Monday 22 February 2010

Review and win one of the latest history books

Every month, we offer our readers the opportunity to review some of the latest history publications and to have their review published on the History Today Books Blog. Here is our selection for February. To submit a review, please send an email to Kathryn Hadley (k.hadley[at]historytoday.com) specifying your choice of book. We will then send you the book with a one-month deadline to send us your review. Books will be sent on a first come first served basis. (Unfortunately, we are unable to send out books to the USA).

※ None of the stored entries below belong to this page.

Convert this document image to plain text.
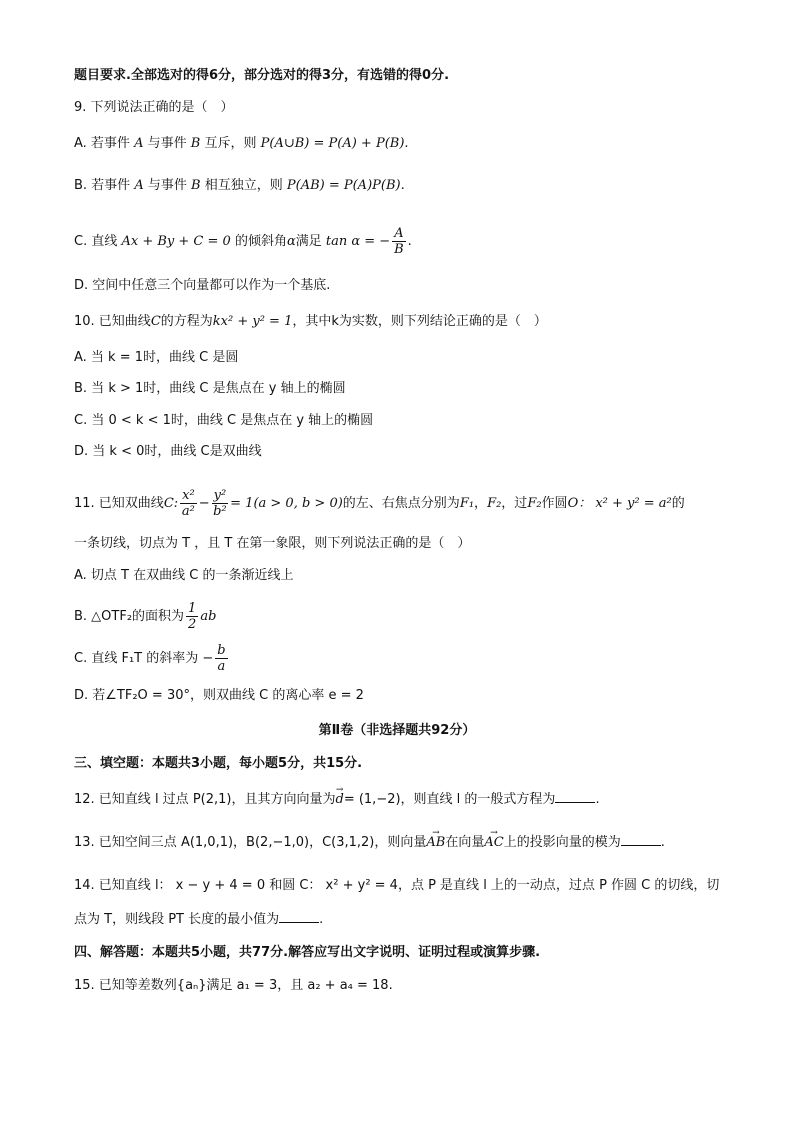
题目要求.全部选对的得6分，部分选对的得3分，有选错的得0分.
9. 下列说法正确的是（　）
A. 若事件 A 与事件 B 互斥，则 P(A∪B) = P(A) + P(B).
B. 若事件 A 与事件 B 相互独立，则 P(AB) = P(A)P(B).
C. 直线 Ax + By + C = 0 的倾斜角α满足 tan α = − $\frac{A}{B}$ .
D. 空间中任意三个向量都可以作为一个基底.
10. 已知曲线C的方程为kx² + y² = 1，其中k为实数，则下列结论正确的是（　）
A. 当 k = 1时，曲线 C 是圆
B. 当 k > 1时，曲线 C 是焦点在 y 轴上的椭圆
C. 当 0 < k < 1时，曲线 C 是焦点在 y 轴上的椭圆
D. 当 k < 0时，曲线 C是双曲线
11. 已知双曲线C: $\frac{\text{x²}}{\text{a²}} - \frac{\text{y²}}{\text{b²}} = 1(a > 0$, b > 0)的左、右焦点分别为F₁，F₂，过F₂作圆O： x² + y² = a²的
一条切线，切点为 T ，且 T 在第一象限，则下列说法正确的是（　）
A. 切点 T 在双曲线 C 的一条渐近线上
B. △OTF₂的面积为 $\frac{1}{2}$ ab
C. 直线 F₁T 的斜率为 − $\frac{b}{a}$
D. 若∠TF₂O = 30°，则双曲线 C 的离心率 e = 2
第Ⅱ卷（非选择题共92分）
三、填空题：本题共3小题，每小题5分，共15分.
12. 已知直线 l 过点 P(2,1)，且其方向向量为→ d= (1,−2)，则直线 l 的一般式方程为	.
13. 已知空间三点 A(1,0,1)，B(2,−1,0)，C(3,1,2)，则向量→ AB在向量→ AC上的投影向量的模为	.
14. 已知直线 l： x − y + 4 = 0 和圆 C： x² + y² = 4，点 P 是直线 l 上的一动点，过点 P 作圆 C 的切线，切
点为 T，则线段 PT 长度的最小值为	.
四、解答题：本题共5小题，共77分.解答应写出文字说明、证明过程或演算步骤.
15. 已知等差数列{aₙ}满足 a₁ = 3，且 a₂ + a₄ = 18.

Mother of God: A History of the Virgin Mary, Miri Rubin (Penguin)
A study of how Mary’s status has evolved – in religious writings, art and architecture and at vast public festivals - from virtual unknown to virginal icon and ultimately God-like figure, as Christianity established itself as a global faith over the centuries.

Choose Your Weapons, Douglas Hurd (Weidenfeld & Nicolson)
Beginning with the last ministerial duel in British political history between Castlereagh and Canning, this history of the British foreign policy and the role of Foreign Secretary from 1807 to 1956 focuses on eleven Foreign Secretaries, including Lord Salisbury, Anthony Eden, Austen Chamberlain and Sir Edward Grey.

Hitler, Ian Kershaw (Penguin)
A single edition paperback of the author’s two-part biography of Hitler first published in 1998, which traces the story of how an art student from an obscure corner of Austria rose to unparalleled power and destroyed the lives of millions.

The Cambridge Companion to Tacitus, ed. A. J. Woodman (Cambridge University Press)
An assessment of the work and influence of Tacitus, whose account of the Roman Empire in the first century AD has been fundamental in shaping the modern perception of Rome and its emperors.

The Empathic Civilization: The Race to Global Consciousness in a World in Crisis, Jeremy Rifkin (Polity)
This new interpretation of the history of civilisation considers the evolution of empathy and the ways in which it has shaped our development and is likely to determine our fate as a species, from the rise of the first great theological civilisations, to the ideological age that dominated the 18th and 19th centuries and the merging dramaturgical period of the 21st century.

The Wobbling Pivot, China Since 1800: An Interpretative History, Pamela Kyle Crossley (Wiley-Blackwell)
This history of China since the 18th century focuses on the delicate relationship between central government and local communities and reveals how developments can be explained through China’s swings between centralisation and decentralisation, between local initiative and central authoritarianism.

The Last Empress, Hannah Pakula (Weidenfeld & Nicolson)
The story of the life of Soon May-ling (1897-2003), or Madame Chiang Kai-shek as she was known, who, acting as the advisor, English translator, secretary and champion of her husband, was at the centre of the founding of modern China.

Who Was Jacques Derrida?, David Mikics (Yale University Press)
An intellectual biography of Jacques Derrida, a full-scale appraisal of his career, his influence and his philosophical sources, and the first attempt to define his crucial importance as the purveyor of ‘theory’, the phenomenon that has had a profound influence on academic life in the humanities.

Vietnam Declassified: The CIA and Counterinsurgency, Thomas L. Ahern Jr, (University Press of Kentucky)
A firsthand account of the CIA’s involvement in South Vietnam in an effort to combat the Viet Cong and earn the allegiance of South Vietnam’s rural population, which illuminates the basic flaws of the US government and CIA policies that directly contributed to the communist victory.